Au total, il reste sur la planète 411 baleines noires, dont le nombre décline. Aucun baleineau nouveau-né n’a été observé en 2018. Ces baleines vivent toutes au Canada et aux États-Unis, sur la côte est.

Près de la moitié des baleines noires restantes dans le monde dans le golfe du Saint-Laurent

GASPÉ — La plus grosse concentration de baleines noires, une espèce en voie de disparition, se situe dorénavant dans le sud du golfe du Saint-Laurent, en eaux canadiennes, généralement de la fin d’avril à la fin de décembre.

De plus, depuis deux ans, une seule baleine noire a été vue à une profondeur inférieure à 50 mètres, ce qui pourrait remettre en question la pertinence d’interdire temporairement la pêche côtière au homard dans certains secteurs, une mesure prise l’été dernier pour protéger ces mammifères contre les empêtrements dans les cordages.

Les scientifiques de Pêches et Océans Canada ont partagé mardi les données recueillies par avion, par bateau et par surveillance acoustique en 2018. Ils estiment à 190 le nombre de baleines noires présentes dans le sud du golfe Saint-Laurent, soit près de la moitié de la population mondiale.

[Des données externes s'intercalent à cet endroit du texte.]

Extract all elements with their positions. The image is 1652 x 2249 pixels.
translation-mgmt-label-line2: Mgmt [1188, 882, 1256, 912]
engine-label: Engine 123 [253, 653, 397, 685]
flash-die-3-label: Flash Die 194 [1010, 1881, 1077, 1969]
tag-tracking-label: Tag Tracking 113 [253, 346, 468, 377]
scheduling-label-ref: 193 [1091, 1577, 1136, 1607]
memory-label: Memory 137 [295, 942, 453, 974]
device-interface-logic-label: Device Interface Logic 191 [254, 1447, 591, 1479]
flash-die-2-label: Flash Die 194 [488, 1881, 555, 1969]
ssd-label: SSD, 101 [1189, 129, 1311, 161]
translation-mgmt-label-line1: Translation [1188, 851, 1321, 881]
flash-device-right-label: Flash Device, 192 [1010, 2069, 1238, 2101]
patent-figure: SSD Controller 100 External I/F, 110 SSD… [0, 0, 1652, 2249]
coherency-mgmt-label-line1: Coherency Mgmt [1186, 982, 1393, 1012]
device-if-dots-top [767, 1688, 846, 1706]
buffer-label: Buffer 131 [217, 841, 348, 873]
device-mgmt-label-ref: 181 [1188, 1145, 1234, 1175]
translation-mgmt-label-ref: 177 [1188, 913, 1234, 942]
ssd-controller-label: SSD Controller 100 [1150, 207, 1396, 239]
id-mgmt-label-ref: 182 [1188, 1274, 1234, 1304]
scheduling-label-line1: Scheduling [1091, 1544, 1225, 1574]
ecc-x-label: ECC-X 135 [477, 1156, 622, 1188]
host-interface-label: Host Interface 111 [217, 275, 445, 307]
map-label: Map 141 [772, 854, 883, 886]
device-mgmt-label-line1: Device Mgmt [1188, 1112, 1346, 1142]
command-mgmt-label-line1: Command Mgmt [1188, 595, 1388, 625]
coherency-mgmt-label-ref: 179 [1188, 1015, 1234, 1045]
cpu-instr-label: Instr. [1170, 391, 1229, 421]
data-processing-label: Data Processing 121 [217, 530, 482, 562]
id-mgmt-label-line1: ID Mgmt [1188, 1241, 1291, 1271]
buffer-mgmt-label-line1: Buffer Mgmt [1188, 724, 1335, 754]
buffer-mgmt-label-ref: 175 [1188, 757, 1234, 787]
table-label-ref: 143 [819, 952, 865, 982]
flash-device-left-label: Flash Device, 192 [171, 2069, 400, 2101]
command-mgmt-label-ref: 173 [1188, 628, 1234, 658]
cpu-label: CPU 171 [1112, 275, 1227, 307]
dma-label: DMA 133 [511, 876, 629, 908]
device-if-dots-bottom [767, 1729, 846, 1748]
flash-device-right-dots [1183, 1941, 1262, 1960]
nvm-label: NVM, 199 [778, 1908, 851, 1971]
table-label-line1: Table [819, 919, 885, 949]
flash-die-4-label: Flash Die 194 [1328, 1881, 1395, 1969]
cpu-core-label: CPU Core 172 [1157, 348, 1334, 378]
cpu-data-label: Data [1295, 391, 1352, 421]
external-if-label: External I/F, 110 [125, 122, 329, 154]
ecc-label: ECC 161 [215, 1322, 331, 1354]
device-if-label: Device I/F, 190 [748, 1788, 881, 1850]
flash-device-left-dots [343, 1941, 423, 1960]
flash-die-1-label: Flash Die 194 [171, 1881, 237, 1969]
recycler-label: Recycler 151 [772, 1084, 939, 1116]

Au total, il reste sur la planète 411 individus de cette espèce, dont le nombre décline. Aucun baleineau nouveau-né n’a été observé en 2018. Ces baleines vivent toutes au Canada et aux États-Unis, sur la côte est.

«C’est un changement réel, pas juste une question d’efforts [d’observation]», estime le biologiste Mike Hammill, de Pêches et Océans, à propos des observations dans le golfe.

Les baleines noires tendent à délaisser leur habitat traditionnel de la baie de Fundy et du bassin de Roseway, au large de la Nouvelle-Écosse.

Leur plat principal, les copépodes, se raréfient dans ces régions. Ce crustacé gros comme un grain de riz devient moins abondant aussi dans le golfe, mais le changement y est moindre.

La première baleine noire a été détectée le 30 avril dans le golfe en 2018. Elles y ont passé l’été et y sont toujours. Les dernières ont quitté à la fin décembre en 2017. Elles restent en moyenne 34 jours dans le même secteur.

Les homardiers avaient raison

Pêches et Océans a interdit la pêche au homard à partir du 17 juin de Percé à Gascons, en Gaspésie, après l’observation d’une baleine noire au large. Les 64 homardiers touchés estiment avoir essuyé des pertes de 2,77 millions de dollars. Ils ont toujours plaidé qu’ils installent leurs casiers dans moins de 37 mètres d’eau, où les baleines ne vont pas.

Les données de Pêches et Océans semblent leur donner raison. Sur 171 baleines noires localisées précisément dans le golfe en 2017 et 2018, une seule se trouvait dans moins de 50 mètres d’eau.

Les scientifiques manquent d’informations sur la position détaillée des casiers, a fait valoir M. Hammill, ce qui les empêche d’évaluer les possibles interactions entre les baleines et la pêche au homard. Le risque «n’est peut-être pas de zéro, mais il y a beaucoup moins de risque parce qu’on ne voit pas de baleines dans ce secteur», a toutefois admis M. Hammill.

Le directeur du Regroupement des pêcheurs professionnels de la Gaspésie, O’Neil Cloutier, accueille cette conclusion avec un mélange de soulagement et de frustration.

«C’est toujours ce qu’on a dit, depuis le début. Nous, où on pêche, on ne voit jamais de baleines noires. On avait offert (au ministère fédéral des Pêches et des Océans de pêcher dans 20 brasses (18 mètres) et ça nous a été refusé. Il n’y a aucune pêche au homard qui se fait à 50 mètres de profondeur (…) Il n’y a pas de présence de copépodes, où l’on pêche», insiste M. Cloutier.

Dans les discussions qui auront lieu cet hiver, il recommandera à Pêches et Océans Canada «d’appliquer les normes américaines, à savoir fermer un secteur de pêche seulement si trois baleines s’y trouvent en même temps» et tenir mieux compte des aires d’alimentation des baleines dans les mesures de gestion.

Les 2,77 millions $ perdus reviennent à 43 300 $ par détenteur de permis. «Plusieurs pêcheurs ont perdu 60 000 $», souligne M. Cloutier. Pêches et Océans Canada a refusé d’indemniser ces pêcheurs récemment.

Les mesures de protection de la baleine noire ont aussi causé des ennuis aux crabiers, qui ont généralement réussi à capturer leur quota, au prix d’un grand effort dans une zone restreinte.

En 2017, 12 baleines noires sont mortes en eaux canadiennes. Les collisions avec des navires ont aussi causé des pertes. Transport Canada a réduit la vitesse des navires de plus de 20 mètres pour limiter ces risques.